Enfatizzare all'infinito come attacco islamico ogni delitto messo in atto nei Paesi occidentali e tacere sugli attacchi nei quali sono vittime centinaia di musulmani crea e alimenta la guerra di religione, la guerra di civiltà; giustifica la guerra giusta, prepara la guerra umanitaria; è un atteggiamento che distrugge i ponti e innalza muri, che genera paura quanto e più dei terroristi, trasformandosi in una complicità funzionale a chi terrorizza e semina odio.

Non è in questo modo che si costruiscono le condizioni per una pace globale e duratura; i megafoni della guerra di religione non descrivono la realtà nella sua complessità e volutamente omettono di ricordare che le maggiori vittime del terrorismo fondamentalista sono proprio i musulmani; e così, si spinge all'odio contro l'Islam, fomentando la guerra d i religione.
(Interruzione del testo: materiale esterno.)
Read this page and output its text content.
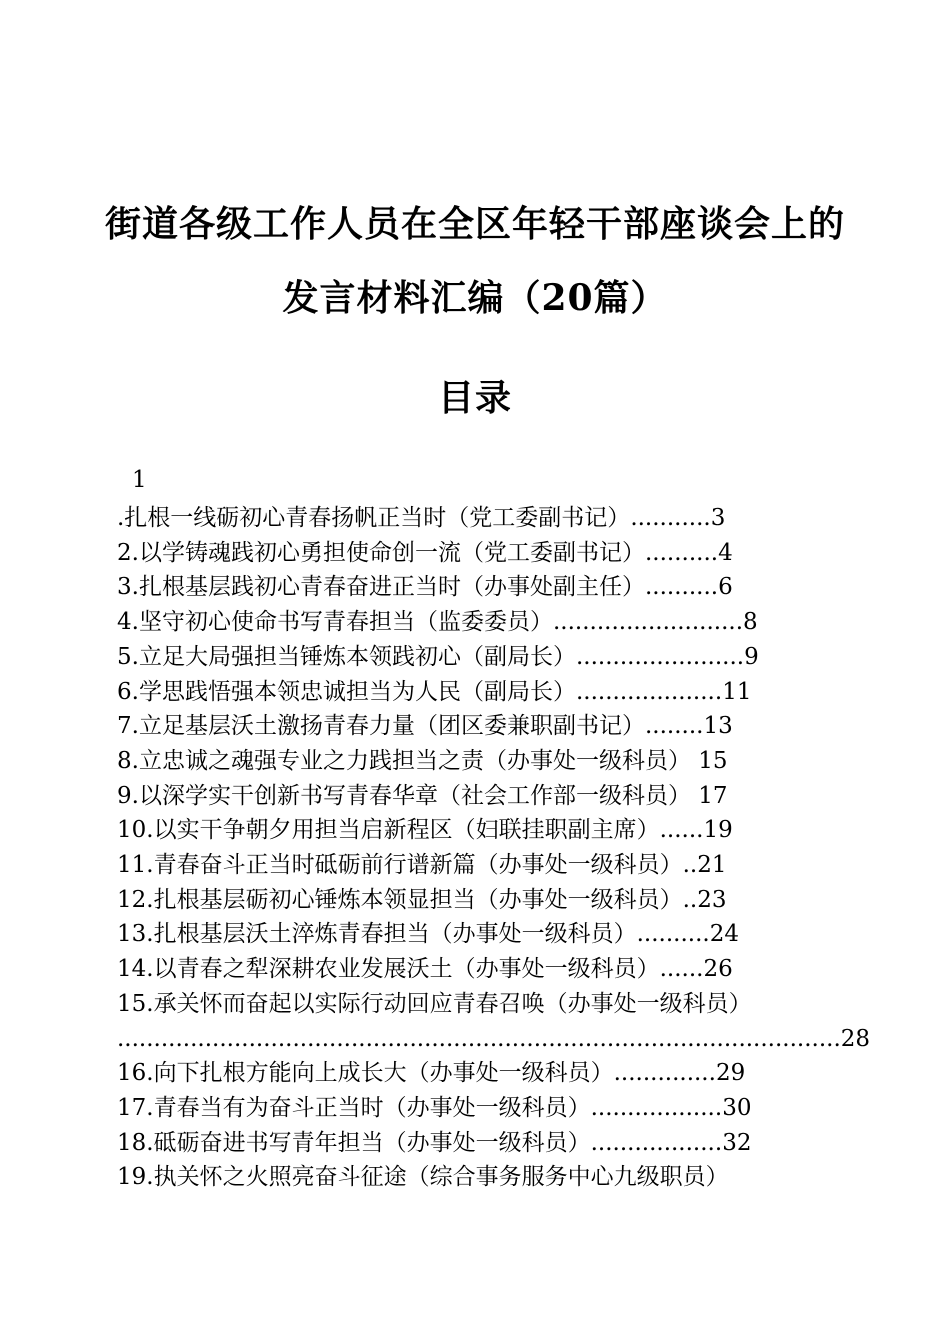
街道各级工作人员在全区年轻干部座谈会上的
发言材料汇编（20篇）
目录
1
.扎根一线砺初心青春扬帆正当时（党工委副书记）...........3
2.以学铸魂践初心勇担使命创一流（党工委副书记）..........4
3.扎根基层践初心青春奋进正当时（办事处副主任）..........6
4.坚守初心使命书写青春担当（监委委员）..........................8
5.立足大局强担当锤炼本领践初心（副局长）.......................9
6.学思践悟强本领忠诚担当为人民（副局长）....................11
7.立足基层沃土激扬青春力量（团区委兼职副书记）........13
8.立忠诚之魂强专业之力践担当之责（办事处一级科员） 15
9.以深学实干创新书写青春华章（社会工作部一级科员） 17
10.以实干争朝夕用担当启新程区（妇联挂职副主席）......19
11.青春奋斗正当时砥砺前行谱新篇（办事处一级科员）..21
12.扎根基层砺初心锤炼本领显担当（办事处一级科员）..23
13.扎根基层沃土淬炼青春担当（办事处一级科员）..........24
14.以青春之犁深耕农业发展沃土（办事处一级科员）......26
15.承关怀而奋起以实际行动回应青春召唤（办事处一级科员）
...................................................................................................28
16.向下扎根方能向上成长大（办事处一级科员）..............29
17.青春当有为奋斗正当时（办事处一级科员）..................30
18.砥砺奋进书写青年担当（办事处一级科员）..................32
19.执关怀之火照亮奋斗征途（综合事务服务中心九级职员）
Anche qui ci viene in aiuto Papa Francesco che afferma “quando parlo di guerra intendo guerra sul serio, non guerra di religione. Parlo di guerre e di interessi, per soldi, per le risorse della natura, per il dominio dei popoli. Questa è la vera guerra”.
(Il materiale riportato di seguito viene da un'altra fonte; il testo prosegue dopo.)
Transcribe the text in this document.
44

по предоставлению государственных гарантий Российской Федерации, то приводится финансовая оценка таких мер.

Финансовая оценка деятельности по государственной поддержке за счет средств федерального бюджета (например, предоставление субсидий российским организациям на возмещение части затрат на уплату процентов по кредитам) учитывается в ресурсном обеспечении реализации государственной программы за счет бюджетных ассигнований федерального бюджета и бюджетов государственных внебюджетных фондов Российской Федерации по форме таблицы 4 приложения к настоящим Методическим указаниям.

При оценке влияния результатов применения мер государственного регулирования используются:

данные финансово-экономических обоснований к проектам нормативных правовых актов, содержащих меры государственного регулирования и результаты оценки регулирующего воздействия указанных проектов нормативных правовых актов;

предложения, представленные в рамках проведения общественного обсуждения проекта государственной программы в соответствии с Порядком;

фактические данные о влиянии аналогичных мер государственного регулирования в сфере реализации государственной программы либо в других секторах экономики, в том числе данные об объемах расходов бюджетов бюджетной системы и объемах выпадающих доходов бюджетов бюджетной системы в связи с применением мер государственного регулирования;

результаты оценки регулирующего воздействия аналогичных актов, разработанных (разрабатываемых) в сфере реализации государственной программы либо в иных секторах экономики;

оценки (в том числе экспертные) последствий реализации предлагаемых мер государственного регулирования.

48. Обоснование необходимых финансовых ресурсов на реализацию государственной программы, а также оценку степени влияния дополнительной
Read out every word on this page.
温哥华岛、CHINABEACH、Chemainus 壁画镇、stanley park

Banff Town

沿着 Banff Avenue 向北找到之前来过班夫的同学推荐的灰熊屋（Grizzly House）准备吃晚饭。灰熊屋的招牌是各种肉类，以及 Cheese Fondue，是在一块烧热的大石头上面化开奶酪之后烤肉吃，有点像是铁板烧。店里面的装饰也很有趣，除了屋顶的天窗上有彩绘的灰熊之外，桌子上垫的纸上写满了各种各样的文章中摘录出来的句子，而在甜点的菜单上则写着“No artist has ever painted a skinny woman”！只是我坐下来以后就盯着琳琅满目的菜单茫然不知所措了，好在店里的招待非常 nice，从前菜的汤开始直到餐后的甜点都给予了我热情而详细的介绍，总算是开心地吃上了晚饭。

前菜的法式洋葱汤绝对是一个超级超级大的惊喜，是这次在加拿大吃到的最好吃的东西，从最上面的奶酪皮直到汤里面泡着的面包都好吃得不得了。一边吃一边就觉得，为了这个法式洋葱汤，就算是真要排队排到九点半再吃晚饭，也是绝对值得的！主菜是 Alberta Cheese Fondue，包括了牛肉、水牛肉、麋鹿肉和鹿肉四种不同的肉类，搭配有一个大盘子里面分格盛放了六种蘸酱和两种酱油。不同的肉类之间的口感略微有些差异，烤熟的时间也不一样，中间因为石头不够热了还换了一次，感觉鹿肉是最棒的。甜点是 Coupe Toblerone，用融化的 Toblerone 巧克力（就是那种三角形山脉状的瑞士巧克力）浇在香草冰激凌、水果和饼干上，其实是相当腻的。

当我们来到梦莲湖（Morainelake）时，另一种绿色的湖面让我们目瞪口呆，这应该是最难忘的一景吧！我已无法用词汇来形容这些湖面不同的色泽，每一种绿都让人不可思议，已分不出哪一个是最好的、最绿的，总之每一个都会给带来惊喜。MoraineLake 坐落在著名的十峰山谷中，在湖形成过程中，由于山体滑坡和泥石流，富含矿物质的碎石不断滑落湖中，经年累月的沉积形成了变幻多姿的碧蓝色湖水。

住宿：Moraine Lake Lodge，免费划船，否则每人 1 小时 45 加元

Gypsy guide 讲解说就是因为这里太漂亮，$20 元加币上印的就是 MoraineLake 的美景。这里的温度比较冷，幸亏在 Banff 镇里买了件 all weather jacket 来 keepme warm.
Chi parla di guerra di civiltà è il primo, non sappiamo quanto involontario, sostenitore di quelle politiche che si stanno facendo largo in Europa e di quelle idee che si affacciano con maggiore insistenza anche nel nostro Paese, dove aumentano le paure, si accentuano le divisioni, si allontanano le soluzioni, si abbattono i ponti, si costruiscono muri non solo virtuali, si rifiuta l'accoglienza anche a donne e bambini.

Oggi trovano spazio nel dibattito anche coloro che vogliono riportarci alla moneta nazionale e alle frontiere, chi rifiuta ogni ipotesi e progetto di accoglienza, chi rinnega l'Europa: una Europa che così come è non piace a nessuno, ma senza la quale saremmo tutti più deboli e vulnerabili e che va rafforzata nel progetto originario di pace e giustizia sociale. Una Europa che, tutta insieme, prenda le distanze da quei regimi islamici ai quali vendiamo armi che inevitabilmente finiscono anche nelle mani dei terroristi.
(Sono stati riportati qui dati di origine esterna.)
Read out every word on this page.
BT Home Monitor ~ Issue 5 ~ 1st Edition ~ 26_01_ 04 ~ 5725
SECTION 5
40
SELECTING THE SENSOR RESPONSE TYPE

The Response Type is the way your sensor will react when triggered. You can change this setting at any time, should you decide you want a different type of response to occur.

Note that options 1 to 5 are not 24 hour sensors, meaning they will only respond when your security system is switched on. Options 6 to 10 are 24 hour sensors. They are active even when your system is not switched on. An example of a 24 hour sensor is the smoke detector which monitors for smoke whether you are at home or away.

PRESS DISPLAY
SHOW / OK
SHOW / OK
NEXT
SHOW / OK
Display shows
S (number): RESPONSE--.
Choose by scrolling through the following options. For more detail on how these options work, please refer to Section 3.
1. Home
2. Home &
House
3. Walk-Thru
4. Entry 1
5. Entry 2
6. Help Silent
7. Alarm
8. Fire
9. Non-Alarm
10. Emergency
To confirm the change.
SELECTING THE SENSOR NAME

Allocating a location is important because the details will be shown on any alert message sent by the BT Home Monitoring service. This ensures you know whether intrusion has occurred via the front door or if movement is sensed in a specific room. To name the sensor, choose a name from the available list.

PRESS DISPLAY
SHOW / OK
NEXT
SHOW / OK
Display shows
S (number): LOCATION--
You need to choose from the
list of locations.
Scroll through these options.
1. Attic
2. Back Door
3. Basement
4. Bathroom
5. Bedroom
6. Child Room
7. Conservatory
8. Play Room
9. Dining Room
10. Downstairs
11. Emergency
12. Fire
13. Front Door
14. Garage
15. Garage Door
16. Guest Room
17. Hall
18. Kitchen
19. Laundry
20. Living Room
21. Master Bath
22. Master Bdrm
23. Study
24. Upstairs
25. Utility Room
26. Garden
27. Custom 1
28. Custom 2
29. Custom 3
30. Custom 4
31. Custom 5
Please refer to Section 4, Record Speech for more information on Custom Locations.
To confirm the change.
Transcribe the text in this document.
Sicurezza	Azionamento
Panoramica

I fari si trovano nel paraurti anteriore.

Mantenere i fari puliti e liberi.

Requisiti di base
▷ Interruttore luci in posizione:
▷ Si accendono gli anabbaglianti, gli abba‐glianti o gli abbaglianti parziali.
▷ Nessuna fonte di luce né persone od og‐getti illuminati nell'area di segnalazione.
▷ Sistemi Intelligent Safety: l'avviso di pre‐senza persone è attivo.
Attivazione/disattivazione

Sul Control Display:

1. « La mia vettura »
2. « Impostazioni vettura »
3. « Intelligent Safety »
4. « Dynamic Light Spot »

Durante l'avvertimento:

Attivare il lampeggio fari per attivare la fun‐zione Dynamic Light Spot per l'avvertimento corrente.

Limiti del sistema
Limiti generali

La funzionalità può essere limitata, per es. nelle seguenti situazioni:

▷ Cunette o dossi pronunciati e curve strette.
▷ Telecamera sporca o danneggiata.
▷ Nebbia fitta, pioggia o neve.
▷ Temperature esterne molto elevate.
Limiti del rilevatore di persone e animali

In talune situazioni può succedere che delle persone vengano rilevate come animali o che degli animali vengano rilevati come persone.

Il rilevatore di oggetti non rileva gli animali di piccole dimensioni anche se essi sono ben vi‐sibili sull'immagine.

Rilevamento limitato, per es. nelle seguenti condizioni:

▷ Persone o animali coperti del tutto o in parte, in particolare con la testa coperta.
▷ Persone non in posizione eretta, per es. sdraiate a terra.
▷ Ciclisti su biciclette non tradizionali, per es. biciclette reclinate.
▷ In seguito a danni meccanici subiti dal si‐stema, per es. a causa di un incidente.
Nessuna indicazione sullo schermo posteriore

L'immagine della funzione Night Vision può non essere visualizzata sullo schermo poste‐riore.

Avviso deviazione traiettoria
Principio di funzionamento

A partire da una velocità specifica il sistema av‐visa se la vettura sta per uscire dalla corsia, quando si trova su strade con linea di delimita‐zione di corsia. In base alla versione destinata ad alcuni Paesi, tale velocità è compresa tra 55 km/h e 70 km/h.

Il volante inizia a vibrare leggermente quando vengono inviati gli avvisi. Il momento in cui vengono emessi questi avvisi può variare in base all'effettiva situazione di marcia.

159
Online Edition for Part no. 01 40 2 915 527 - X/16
Parliamo di una Europa che inequivocabilmente rifiuti l'idea che la guerra è inevitabile: un'idea dietro la quale si nascondono e ai alimentano interessi personali e di gruppi del malaffare, sfruttamento di persone e beni del creato, poteri corrotti, costruttori e trafficanti di armi, nuove forme di colonialismo. E invece le alternative esistono e vanno promosse con azioni quotidiane di educazione, di comportamenti nonviolenti, di accoglienza ed inclusione, di cooperazione e solidarietà, di riconciliazione misericordia e dialogo, di riconoscimento e rispetto delle differenze, di convivenza, di economia solidale, di lavoro dignitoso, di rispetto dei diritti umani a Nord e a Sud, ad Est e ad Ovest, in ogni parte del pianeta.